Selecting Data
Welcome
- Welcome to the Software Carpentry screencast on Databases. This
screencast is on retreiving data from tables in a database.
What is a database?
- Databases come in many flavours. In these screencasts we will be using
the SQLite Manager plugin for Firefox to interact with our database. - As we’ve seen, a database is a way to store information that is arranged
as tables. - We will be using a database that has a single table named Experiment.
- This table is a log of all of the work done on experiments in a research
lab, broken down by project and scientist - The table has a column for:
- the login id of the scientist
- the name of their project
- a numeric id for their experiment
- how many hours they spent on it
- and when it took place
- Each row, or record, in this table describes one scientist’s work on a
certain experiment on a given date.
Getting data out of a database: SELECT queries
- To start, lets write an SQL query that retrieves the loginID and the
Project name from the Experiment table. - We do that by using the SQL command, SELECT. We then list the columns we
want to read from the database table. - We want the LoginID, and Project name, so we write those column names, and
then we write FROM, and the name of the table we want the data from,
Experiment:
SELECT LoginID, Project FROM Experiment;
- We put a semi-colon at the end to tell the database this is the end of the
command. - I’ve capitalised the words SELECT, and FROM because they are SQL keywords.
Capitalisation isn’t necessary, but we’ll continue this throughout the
screencast so that it is clear what is a keyword and what is a table name
or field name. - When we run the command, it shows us all of the data from the Experiment
table for the two columns that we asked for: the LoginID, and the name of
the Project. - If wanted the Hours column, we’d just add that to the list of columns in
the SELECT clause:
SELECT LoginID, Project, Hours FROM Experiment;
More on the SELECT clause
- So, After the SELECT command you listed the fields you want returned.
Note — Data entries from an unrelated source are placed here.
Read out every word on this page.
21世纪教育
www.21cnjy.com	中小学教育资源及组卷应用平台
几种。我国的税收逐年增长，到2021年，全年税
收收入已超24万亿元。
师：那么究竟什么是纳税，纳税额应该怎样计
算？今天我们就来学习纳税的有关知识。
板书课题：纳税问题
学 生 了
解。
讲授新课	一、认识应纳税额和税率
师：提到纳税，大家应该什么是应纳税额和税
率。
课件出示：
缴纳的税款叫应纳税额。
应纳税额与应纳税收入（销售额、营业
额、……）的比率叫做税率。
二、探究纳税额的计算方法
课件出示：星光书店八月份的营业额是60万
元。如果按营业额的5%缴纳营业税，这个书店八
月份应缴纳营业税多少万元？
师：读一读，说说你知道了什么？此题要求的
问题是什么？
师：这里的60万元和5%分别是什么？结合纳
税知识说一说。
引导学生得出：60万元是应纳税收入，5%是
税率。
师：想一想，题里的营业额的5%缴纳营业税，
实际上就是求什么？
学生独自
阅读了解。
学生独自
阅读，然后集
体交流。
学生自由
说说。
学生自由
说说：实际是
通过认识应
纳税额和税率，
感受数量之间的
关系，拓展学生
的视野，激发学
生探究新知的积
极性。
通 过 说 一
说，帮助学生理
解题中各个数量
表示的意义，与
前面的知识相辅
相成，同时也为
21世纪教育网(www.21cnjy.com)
You
can place them in any order. We could writen,
SELECT Project, LoginID,
And you can repeat field names if you’d like,
SELECT Project, LoginID, LoginID, Project
Shortcut:
- If you want to pull up all of the columns in a table, you can use the
asterisk, or star, after SELECT. The asterisk means “all of the column
names” — it is just a shortcut. So, if we run this query,
SELECT * FROM Experiment;
we see all of the columns from the Experiment table.
Removing Duplicates:
- If the there are duplicate rows returned by your query, it is possible to
remove the duplicates. For example, we can fetch only the Project column
from the Experiment table,
SELECT Project FROM Experiment;
and if we just wanted to know which different Projects the scientists were
working on , we put DISTINCT keyword right after the SELECT keyword,
SELECT DISTINCT Project FROM Experiment;
- This lists all of the projects, but only once.
- If select more than one column name,
SELECT DISTINCT Project, LoginID FROM Experiment;
then only the distinct pairs of projects and login IDs are returned.
Computed Fields:
- Suppose that 10% of the time spent on each experiment was prep. work which
needs to be accounted for separately. - In our SELECT statement we can add expressions that do computations on
each row. - So, to calculate 10% of the time spent on each experiment, we can add an
expression to the list of columns in the SELECT field (in this case we’ll
leave the * there to select all of the columns), but we’ll add the
expression Hours * .1
SELECT *, Hours * .1
FROM Experiment
- When we run the query, the expression Hours * .1 is evaluated for each row
and appended to the output. - When appending expressions in the SELECT clause, you can use any of the
fields, all of the arthimetic operators can be used here, as well as a
certain built-in functions. - For instance, We could round these values to the first decimal place by
using the ROUND function:
SELECT *, ROUND(Hours * .1, 1)
FROM Experiment
Conclusion:
- In this screencast we’ve introduced the very basics of interacting with
and retrieving data from database. - We’ve seen that you can select columns from a table to retreive, use the
DISTINCT keyword to only return unique rows, as well as append calculated
columns to output.